How to Prepare for the impending Economic Slowdown

Your Business will be impacted whether you are prepared or not.

Here are some quick tips on how to survive the impending slowdown and the employee underutilisation that is no doubt on the way over the next 12 months.

As a business you will need to be preparing for 4 different situations that can cause underutilisation:

1. Sick Workers – heard up to 60% of the workforce may be affected by COVID-19 but reports vary. What is the company plan if 50% of the workforce call in sick next week?

2. Workers Isolated but not sick – self-imposed or not, how can they still generate revenue? They can still work, just has to be remotely. How can you embrace this to help the company survive?
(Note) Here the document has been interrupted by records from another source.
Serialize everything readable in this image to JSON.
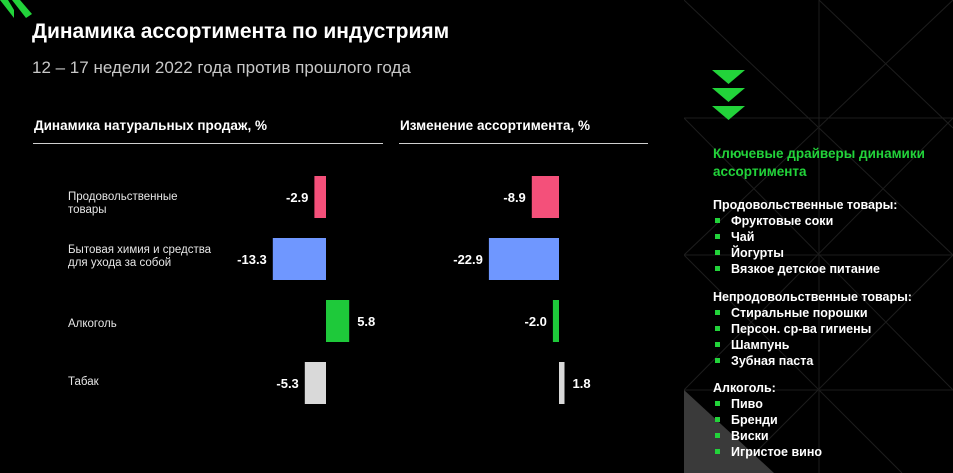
{
  "header": {
    "title": "Динамика ассортимента по индустриям",
    "subtitle": "12 – 17 недели 2022 года против прошлого года"
  },
  "chart_data": [
    {
      "type": "bar",
      "orientation": "horizontal",
      "title": "Динамика натуральных продаж, %",
      "categories": [
        "Продовольственные товары",
        "Бытовая химия и средства для ухода за собой",
        "Алкоголь",
        "Табак"
      ],
      "values": [
        -2.9,
        -13.3,
        5.8,
        -5.3
      ],
      "colors": [
        "#f4507a",
        "#6f97ff",
        "#1ec93a",
        "#d9d9d9"
      ]
    },
    {
      "type": "bar",
      "orientation": "horizontal",
      "title": "Изменение ассортимента, %",
      "categories": [
        "Продовольственные товары",
        "Бытовая химия и средства для ухода за собой",
        "Алкоголь",
        "Табак"
      ],
      "values": [
        -8.9,
        -22.9,
        -2.0,
        1.8
      ],
      "colors": [
        "#f4507a",
        "#6f97ff",
        "#1ec93a",
        "#d9d9d9"
      ]
    }
  ],
  "drivers": {
    "title": "Ключевые драйверы динамики ассортимента",
    "groups": [
      {
        "name": "Продовольственные товары:",
        "items": [
          "Фруктовые соки",
          "Чай",
          "Йогурты",
          "Вязкое детское питание"
        ]
      },
      {
        "name": "Непродовольственные товары:",
        "items": [
          "Стиральные порошки",
          "Персон. ср-ва гигиены",
          "Шампунь",
          "Зубная паста"
        ]
      },
      {
        "name": "Алкоголь:",
        "items": [
          "Пиво",
          "Бренди",
          "Виски",
          "Игристое вино"
        ]
      }
    ]
  },
  "colors": {
    "accent": "#22d33a",
    "food": "#f4507a",
    "household": "#6f97ff",
    "alcohol": "#1ec93a",
    "tobacco": "#d9d9d9"
  }
}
3. Work site quarantined – how to make revenue when you can’t be physically there. This may require a pivot on what work you can complete to generate revenue while you wait. This will require an open mind.

4. Contracts get delayed or cancelled – what’s the back-up plan for your business and staff?

But first, make sure you get into the right headspace. Don’t accept that this is the way it is, and you have no control. That’s Bull$&*t. Be proactive and give a damn about your business, your staff and your network. I’m still surprised at how many business owners I hear say things like, ‘well if the project gets cancelled, we will just have to let go of the project team.’ Not only is that short-sighted on your behalf but imagine what the rest of your employees are saying about loyalty when you are not listening. Particularly when there are simple things that you can be doing to help weather the storm.

Here are 3 quick tips that could help smooth out the impact of these 4 situations.

‘Make hay while the sun shines’

Now is the time to speed up the completion of your current projects. Get as much done now as you can before the work sites and workforces are affected. Have every worker focused on revenue generating work right now and leave all admin, training, paperwork and any other task that doesn’t help bring in revenue for when it suits the business strategy. These tasks can be applied to workers who are isolated but not sick and can’t complete remote revenue generating work. Bring in additional support from your networks to complete essential tasks right now. This will help bring in much needed revenue that will give you cash flow in the future when projects and contracts are being delayed.

Plan for the loss of key staff

In the tech world, they talk about a ‘minimum viable product’ or MVP which is the very basic functionality that you need for your platform to make the business model work. Using an MVP approach allows start-ups to generate revenue with the least amount of outlay or staff in the early days. But, this can also apply to established businesses.

You need to be looking now at what is your business’s MVP. What is the bare minimum in terms of workers and skill sets that you need to keep going. Now that you have those identified, what is your plan for when those workers are ill? Recruiting is an option but you may not need them full time once your staff are back. Business Talent Sharing is also an option if you have a strong business network and have effective means in communicating contract requirements and worker availability. Have a talk with companies you regularly work with and see what their MVP is – perhaps there are some synergies there that can create a win-win.

New revenue streams

In times like this, business owners need to get scrappy. How do you turn an isolated, underutilised worker into a revenue generating capability? The benefits should be obvious: increased revenue, increased productivity, employee wellbeing and employee engagement improvements. For those that employ consultants, this part is easy – find a contract that can be completed remotely and give the employee the assignment.

What about if your staff require a workshop or warehouse or event space to do what they were employed for? You need to find out what else they are good at. What are their additional skills that you may not have hired them for. Your project manager might also be a qualified developer. Your floor manager might also be a training supervisor that could write up a new training manual while in isolation. Talk to your people – Let them know they are important – Find out what they can do and come up with a plan together with them. They will feel engaged and part of the solution and you will come out the other side stronger for it.